Oracle software is very robust and the baseline major releases have been available for many years. As you receive incremental new features, it is good to examine how they compare to existing features. Are they major enhancements, minor features or even things that your IT teams could do themselves?
After many years of continuous updates, some telling trends offer a sense of the value of these new features and whether customers are even adopting them. A survey at the 2018 PeopleSoft Reconnect Conference asked how many new features have customers deployed since moving to continuous updates and selective adoption. Surprisingly, nearly 50% had not rolled out a single new feature to end users.

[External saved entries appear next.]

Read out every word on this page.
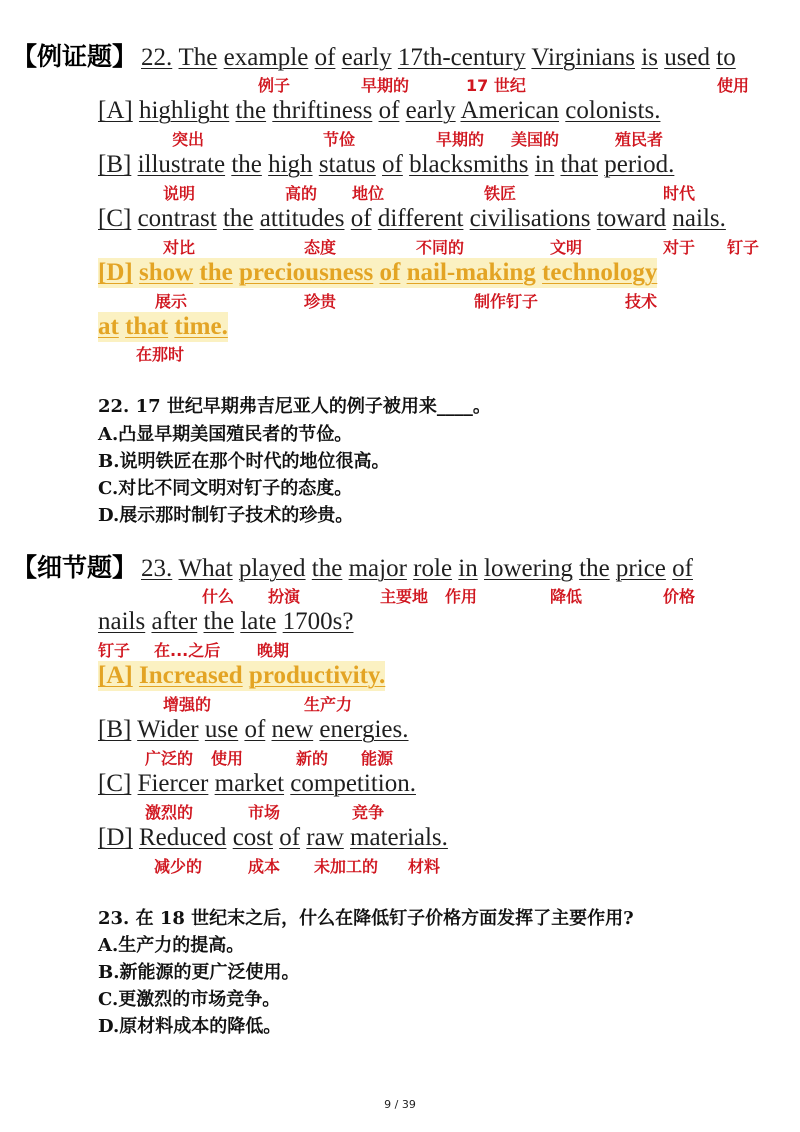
【例证题】 22. The example of early 17th-century Virginians is used to
例子	早期的	17 世纪	使用
[A] highlight the thriftiness of early American colonists.
突出	节俭	早期的 美国的	殖民者
[B] illustrate the high status of blacksmiths in that period.
说明	高的 地位	铁匠	时代
[C] contrast the attitudes of different civilisations toward nails.
对比	态度	不同的	文明	对于 钉子
[D] show the preciousness of nail-making technology
展示	珍贵	制作钉子	技术
at that time.
在那时
22. 17 世纪早期弗吉尼亚人的例子被用来____。
A.凸显早期美国殖民者的节俭。
B.说明铁匠在那个时代的地位很高。
C.对比不同文明对钉子的态度。
D.展示那时制钉子技术的珍贵。
【细节题】 23. What played the major role in lowering the price of
什么 扮演	主要地 作用	降低	价格
nails after the late 1700s?
钉子 在...之后 晚期
[A] Increased productivity.
增强的	生产力
[B] Wider use of new energies.
广泛的 使用	新的 能源
[C] Fiercer market competition.
激烈的	市场	竞争
[D] Reduced cost of raw materials.
减少的	成本 未加工的 材料
23. 在 18 世纪末之后，什么在降低钉子价格方面发挥了主要作用?
A.生产力的提高。
B.新能源的更广泛使用。
C.更激烈的市场竞争。
D.原材料成本的降低。
9 / 39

Regardless of the number of features delivered to date, some customers have a fear of missing out on some new feature in the future, even if they don’t know what feature that is. At events like Oracle Open World, demos showcase a utopia of things to come, but as a customer you must continue to pay for continuous updates while you wait for those features.
If you are waiting for new features, ask yourself whether you already own the technology to do what Oracle is promising. In other words, is Oracle delivering innovation, or tools to create your own innovation? A lot of enhancements are not innovations, but rather content that you use to do this work yourself.

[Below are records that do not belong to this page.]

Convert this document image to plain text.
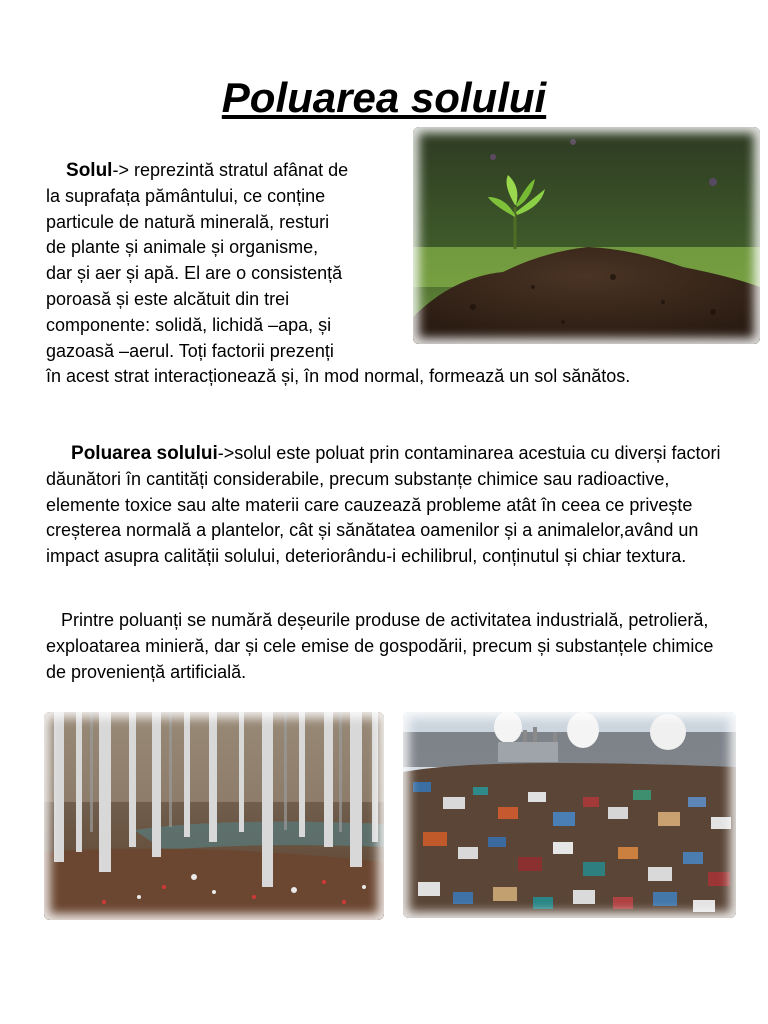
Poluarea solului
Solul-> reprezintă stratul afânat de
la suprafața pământului, ce conține
particule de natură minerală, resturi
de plante și animale și organisme,
dar și aer și apă. El are o consistență
poroasă și este alcătuit din trei
componente: solidă, lichidă –apa, și
gazoasă –aerul. Toți factorii prezenți
în acest strat interacționează și, în mod normal, formează un sol sănătos.

Poluarea solului->solul este poluat prin contaminarea acestuia cu diverși factori dăunători în cantități considerabile, precum substanțe chimice sau radioactive, elemente toxice sau alte materii care cauzează probleme atât în ceea ce privește creșterea normală a plantelor, cât și sănătatea oamenilor și a animalelor,având un impact asupra calității solului, deteriorându-i echilibrul, conținutul și chiar textura.

Printre poluanți se numără deșeurile produse de activitatea industrială, petrolieră, exploatarea minieră, dar și cele emise de gospodării, precum și substanțele chimice de proveniență artificială.
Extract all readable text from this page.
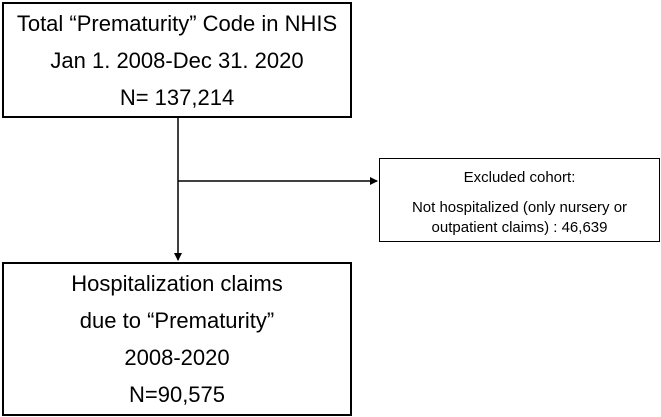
Total “Prematurity” Code in NHIS
Jan 1. 2008-Dec 31. 2020
N= 137,214
Excluded cohort:
Not hospitalized (only nursery or
outpatient claims) : 46,639
Hospitalization claims
due to “Prematurity”
2008-2020
N=90,575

What Is The Total Cost And ROI Of The Continuous Innovation Model?
The continuous innovation model does not come without cost, but how do you begin to quantify the cost? The first place to start is by asking yourself about the main purpose of the updates. Is it simply to remain eligible to receive support from Oracle or do the updates offer business impact?

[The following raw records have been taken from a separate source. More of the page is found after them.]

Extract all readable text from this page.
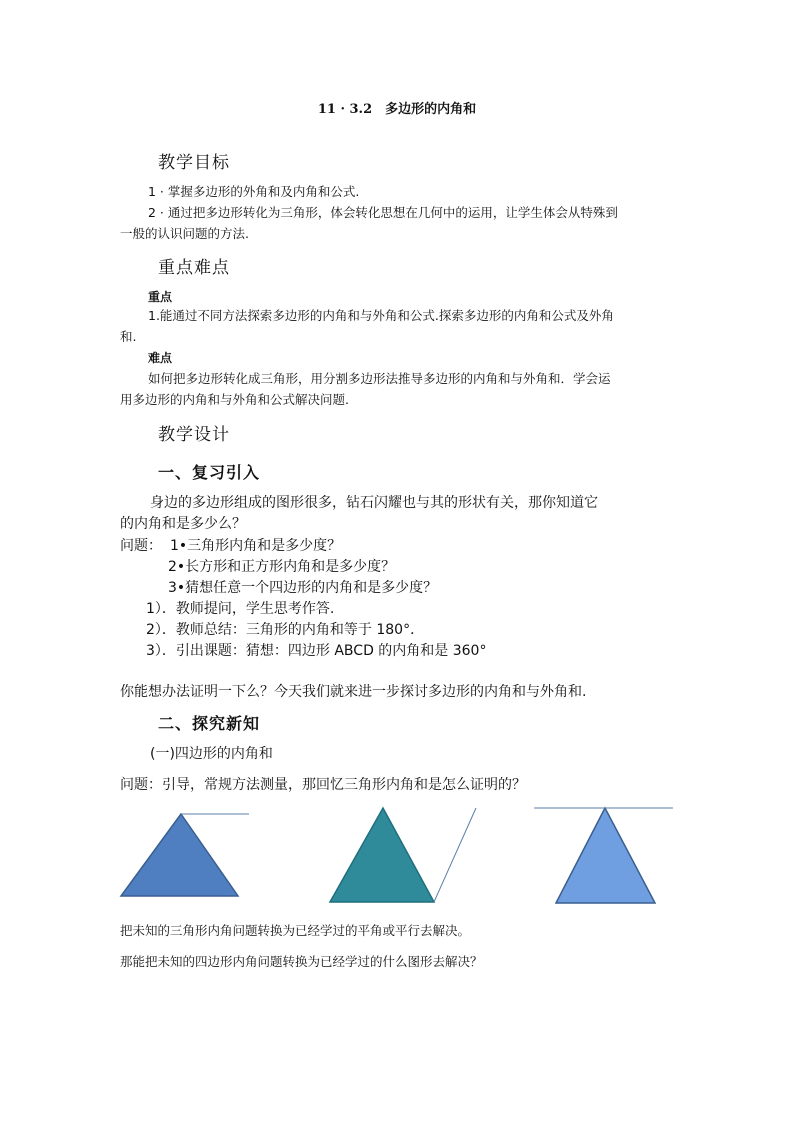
11 · 3.2　多边形的内角和
教学目标
1 · 掌握多边形的外角和及内角和公式.
2 · 通过把多边形转化为三角形，体会转化思想在几何中的运用，让学生体会从特殊到
一般的认识问题的方法.
重点难点
重点
1.能通过不同方法探索多边形的内角和与外角和公式.探索多边形的内角和公式及外角
和.
难点
如何把多边形转化成三角形，用分割多边形法推导多边形的内角和与外角和．学会运
用多边形的内角和与外角和公式解决问题.
教学设计
一、复习引入
身边的多边形组成的图形很多，钻石闪耀也与其的形状有关，那你知道它
的内角和是多少么？
问题： 1•三角形内角和是多少度？
2•长方形和正方形内角和是多少度？
3•猜想任意一个四边形的内角和是多少度？
1）．教师提问，学生思考作答.
2）．教师总结：三角形的内角和等于 180°．
3）．引出课题：猜想：四边形 ABCD 的内角和是 360°
你能想办法证明一下么？今天我们就来进一步探讨多边形的内角和与外角和.
二、探究新知
(一)四边形的内角和
问题：引导，常规方法测量，那回忆三角形内角和是怎么证明的？
把未知的三角形内角问题转换为已经学过的平角或平行去解决。
那能把未知的四边形内角问题转换为已经学过的什么图形去解决？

If you can’t quantify the tangible impact of these updates, it’s time to rethink your strategy because you’re paying a lot for them. In fact, you could be paying just about as much as you did for full upgrades of the past, except now this is a continuous cost to the business versus a decision you would get to make every 3 to 5 years. Maintenance fees must be paid nonetheless, and Oracle is pushing essentially the same model as a forced upgrade. It is simply modified to be more of a continuous process versus a project one you choose to undertake every 3 to 5 years.
Minor releases of PeopleSoft 9.2 for example, which contain TL&R and fixes or minor user updates, are released roughly four times a year, and each release is roughly a 1 to 2 month project. Even if you opt not to apply these updates, it is recommended that you “true-up” to a golden copy of the latest image once a year, applying a cumulative update, which can take longer, requiring applying a major release.
Oracle estimates that applying major releases for PeopleSoft 9.2 is a five month project, and they offer 2 major releases per year, which can also include major new enhancements. Assuming customers apply a major release and a minor release just once a year, this amounts to six months of the year updating your PeopleSoft 9.2 environment.
Applying updates requires downloading and analyzing them, deciding what updates to apply then testing, validating and applying them to a non-production system before cutting over to production. This of course requires people and infrastructure on an ongoing basis and potentially outside consulting.
Continuous Innovation Or Continuous Cost?
Customers are still consuming maintenance and features as they did in the past under the forced full upgrade model, except now maintenance updates and features are bundled and delivered more frequently rather than every three to five years. The total cost can be nearly the same, and a portion of your IT teams and infrastructure are now consumed 50% of the time continuously managing this process. And, if your teams are working on implementing and stabilizing Oracle updates every six months, there is less time to work on other priorities.
The bottom line to consider is whether Oracle has in fact materially changed and improved their software support and delivery model compared to the major release upgrades of the past. Does this model truly offer continuous innovation or something more like continuous costs?